Tech advances help make supercomputers more accessible


Purdue University, anticipating increased faculty demand for supercomputing access, has moved its supercomputing cluster—called Steele—to a portable computer center containing more than 7,200 processing cores.

One of the first universities to use Hewlett-Packard’s Performance-Optimized Data Center (POD), Purdue says its use of the modular supercomputer will make space for two or three new supercomputers at the campus’s Rosen Center for Advanced Computing—a move that will help Purdue officials meet the growing faculty and researcher demand for supercomputing resources.

“This gives us an expansion capability we have not had,” said Lon Ahlen, facilities manager for Information Technology at Purdue (ITaP), the school’s main technology organization.

The POD technology has helped Purdue technology decision makers avoid reconfiguring buildings to fit new supercomputing resources—a costly adjustment. It requires only a concrete pad for foundation and a connection to the campus’s data and power lines, according to a university announcement.

“With the POD, we’ll have deployed an entire new data center in a matter of months at a fraction of the cost of a traditional data center, while being able to support all our current, as well as anticipated … faculty demand,” said John Campbell, associate vice president for academic technologies at Purdue.

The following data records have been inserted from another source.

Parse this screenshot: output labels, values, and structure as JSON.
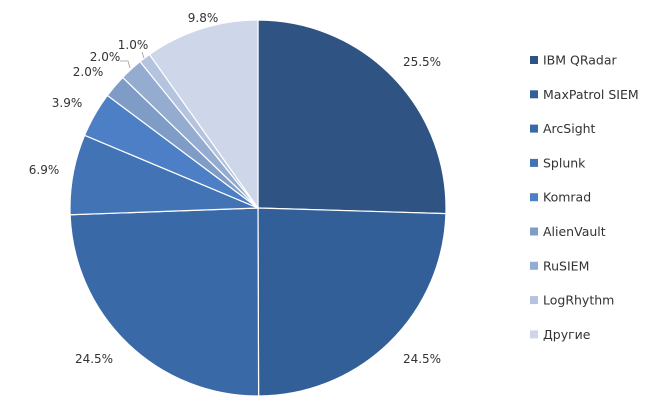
{
  "chart_data": {
    "type": "pie",
    "legend_position": "right",
    "slices": [
      {
        "name": "IBM QRadar",
        "value": 25.5,
        "label": "25.5%",
        "color": "#2F5382"
      },
      {
        "name": "MaxPatrol SIEM",
        "value": 24.5,
        "label": "24.5%",
        "color": "#335F99"
      },
      {
        "name": "ArcSight",
        "value": 24.5,
        "label": "24.5%",
        "color": "#3A69A8"
      },
      {
        "name": "Splunk",
        "value": 6.9,
        "label": "6.9%",
        "color": "#4273B5"
      },
      {
        "name": "Komrad",
        "value": 3.9,
        "label": "3.9%",
        "color": "#4D7FC6"
      },
      {
        "name": "AlienVault",
        "value": 2.0,
        "label": "2.0%",
        "color": "#7F9CC7"
      },
      {
        "name": "RuSIEM",
        "value": 2.0,
        "label": "2.0%",
        "color": "#94ACCF"
      },
      {
        "name": "LogRhythm",
        "value": 1.0,
        "label": "1.0%",
        "color": "#B4C3DE"
      },
      {
        "name": "Другие",
        "value": 9.8,
        "label": "9.8%",
        "color": "#CED6EA"
      }
    ]
  }
}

The relatively pocket-sized supercomputing cluster will aid faculty members from a range of departments, including aeronautics, agronomy, climate science, communications, medicinal chemistry, molecular pharmacology, biology, engineering, physics, and statistics.

On some campuses, the sharing of supercomputing resources has expanded beyond faculty and students.

Brown University in Providence, R.I., in partnership with IBM, announced in November the opening of a new supercomputer in Brown’s Center for Computation and Visualization that will be made available to businesses, hospitals, nonprofit organizations, and other universities across the state.